Here are some of the highlights:

  • The importance of the environment was a priority for a majority of Credit Karma members regardless of their credit score, with younger respondents prioritizing the issue most.
  • Nearly two-thirds of Credit Karma members (64%) said the environment is either extremely important or very important.
  • Credit Karma members with credit scores at or over 640 and under 700 gave the most emphasis to the environment. Over two-thirds of these respondents (68%) ranked the environment as very important or extremely important.
  • Nearly seven out of ten millennials (69%) ranked the environment as very important or extremely important.

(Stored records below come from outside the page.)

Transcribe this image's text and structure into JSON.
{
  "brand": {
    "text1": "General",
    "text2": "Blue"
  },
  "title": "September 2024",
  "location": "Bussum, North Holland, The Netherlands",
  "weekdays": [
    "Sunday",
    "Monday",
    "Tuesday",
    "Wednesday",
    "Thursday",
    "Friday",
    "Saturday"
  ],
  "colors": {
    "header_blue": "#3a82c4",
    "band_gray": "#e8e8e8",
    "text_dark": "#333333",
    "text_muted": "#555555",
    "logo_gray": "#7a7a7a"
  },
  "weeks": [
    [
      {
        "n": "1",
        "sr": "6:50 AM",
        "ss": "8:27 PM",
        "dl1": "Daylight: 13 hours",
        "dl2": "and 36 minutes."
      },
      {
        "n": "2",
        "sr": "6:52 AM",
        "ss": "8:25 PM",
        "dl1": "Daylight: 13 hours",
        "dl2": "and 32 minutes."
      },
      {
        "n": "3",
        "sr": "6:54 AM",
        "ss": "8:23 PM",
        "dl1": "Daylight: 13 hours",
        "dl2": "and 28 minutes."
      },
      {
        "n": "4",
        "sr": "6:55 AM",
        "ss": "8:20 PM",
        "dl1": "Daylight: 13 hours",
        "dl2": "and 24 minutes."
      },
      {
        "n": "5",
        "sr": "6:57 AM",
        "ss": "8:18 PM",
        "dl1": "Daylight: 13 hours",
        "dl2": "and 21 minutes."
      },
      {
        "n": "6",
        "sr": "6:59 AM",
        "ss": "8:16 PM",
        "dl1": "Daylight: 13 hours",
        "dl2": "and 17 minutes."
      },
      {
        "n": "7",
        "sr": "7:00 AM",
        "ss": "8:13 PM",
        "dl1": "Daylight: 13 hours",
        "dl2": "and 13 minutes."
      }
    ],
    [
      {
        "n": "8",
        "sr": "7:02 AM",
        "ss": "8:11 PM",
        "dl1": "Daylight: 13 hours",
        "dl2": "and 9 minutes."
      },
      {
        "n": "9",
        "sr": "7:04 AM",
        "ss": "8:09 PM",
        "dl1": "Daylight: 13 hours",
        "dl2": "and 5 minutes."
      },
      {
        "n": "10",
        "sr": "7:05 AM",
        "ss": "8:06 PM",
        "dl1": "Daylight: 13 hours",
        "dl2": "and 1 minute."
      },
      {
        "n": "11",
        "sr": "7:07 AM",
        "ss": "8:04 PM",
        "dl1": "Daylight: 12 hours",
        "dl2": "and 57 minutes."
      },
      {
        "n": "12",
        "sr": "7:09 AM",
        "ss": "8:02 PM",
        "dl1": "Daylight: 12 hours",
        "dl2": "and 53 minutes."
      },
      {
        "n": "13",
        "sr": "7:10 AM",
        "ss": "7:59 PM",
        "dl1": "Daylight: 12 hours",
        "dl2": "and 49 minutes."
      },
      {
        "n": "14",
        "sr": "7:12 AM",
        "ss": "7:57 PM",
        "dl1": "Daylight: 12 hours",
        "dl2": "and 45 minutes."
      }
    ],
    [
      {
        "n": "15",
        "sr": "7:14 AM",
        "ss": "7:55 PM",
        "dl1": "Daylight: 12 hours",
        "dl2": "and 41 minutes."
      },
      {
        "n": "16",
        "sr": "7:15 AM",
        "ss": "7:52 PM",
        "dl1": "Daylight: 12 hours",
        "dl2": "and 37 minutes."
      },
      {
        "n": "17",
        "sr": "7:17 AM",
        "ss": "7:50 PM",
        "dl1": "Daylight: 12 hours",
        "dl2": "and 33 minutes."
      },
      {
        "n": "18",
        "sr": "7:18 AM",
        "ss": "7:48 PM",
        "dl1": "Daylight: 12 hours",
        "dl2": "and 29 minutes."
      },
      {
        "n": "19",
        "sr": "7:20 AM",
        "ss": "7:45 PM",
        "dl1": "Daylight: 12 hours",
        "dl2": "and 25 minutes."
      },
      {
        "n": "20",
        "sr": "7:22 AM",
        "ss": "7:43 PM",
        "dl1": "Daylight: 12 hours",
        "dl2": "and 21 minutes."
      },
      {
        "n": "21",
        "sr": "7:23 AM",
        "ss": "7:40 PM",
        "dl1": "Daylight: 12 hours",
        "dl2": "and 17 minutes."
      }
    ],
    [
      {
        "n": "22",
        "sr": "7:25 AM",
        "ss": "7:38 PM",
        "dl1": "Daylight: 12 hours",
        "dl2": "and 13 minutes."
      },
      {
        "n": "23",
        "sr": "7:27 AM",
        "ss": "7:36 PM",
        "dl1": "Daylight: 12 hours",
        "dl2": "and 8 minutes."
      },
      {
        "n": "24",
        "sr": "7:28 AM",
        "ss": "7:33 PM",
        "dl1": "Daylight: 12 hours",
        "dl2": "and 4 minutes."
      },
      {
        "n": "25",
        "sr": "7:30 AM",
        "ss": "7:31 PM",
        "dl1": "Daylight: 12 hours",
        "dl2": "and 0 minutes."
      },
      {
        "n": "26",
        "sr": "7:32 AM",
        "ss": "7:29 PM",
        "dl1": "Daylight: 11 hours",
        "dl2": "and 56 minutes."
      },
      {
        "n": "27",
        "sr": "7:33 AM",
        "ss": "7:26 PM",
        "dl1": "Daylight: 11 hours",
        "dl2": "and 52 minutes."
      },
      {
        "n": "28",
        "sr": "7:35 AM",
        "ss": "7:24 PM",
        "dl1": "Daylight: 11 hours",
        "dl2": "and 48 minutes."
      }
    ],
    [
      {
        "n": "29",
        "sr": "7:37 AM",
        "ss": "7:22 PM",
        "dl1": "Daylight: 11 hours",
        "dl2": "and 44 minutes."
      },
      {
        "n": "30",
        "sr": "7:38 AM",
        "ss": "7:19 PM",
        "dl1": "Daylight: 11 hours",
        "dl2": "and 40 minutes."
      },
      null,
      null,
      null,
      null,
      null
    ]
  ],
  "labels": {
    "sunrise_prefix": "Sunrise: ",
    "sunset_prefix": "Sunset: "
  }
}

It turned out that particularly when it comes to the importance of things like Social Security and healthcare, people were actually more in agreement than headlines may suggest. Read all of the results here:

Methodology

From late March to early April, Credit Karma surveyed 1,018 Credit Karma members who logged into their accounts and asked them to identify the political issues they were most likely to prioritize. Members ranked the issues on a five-point scale from “not at all important” to “extremely important.” We identified the top issues by calculating the percentage of responses in the two highest categories on the scale (“very important” and “extremely important”) and then ranking the issues by the percentage of responses in those two categories. We compared the credit scores of the respondents in aggregate and found that an individual’s credit score correlates with what issues they say matter to them.

*Credit score data is based on TransUnion VantageScore 3.0 credit scores pulled by Credit Karma members from late March to early April 2016. All data was aggregated and anonymized. Aggregate level results have a maximum 3.07% margin of error at a 95% confidence level. The survey was conducted to reflect the opinions of the U.S. demographic by percentage of participants in particular age groups in proportion to the most recent Census report. Research was conducted using the Qualtrics Insights platform.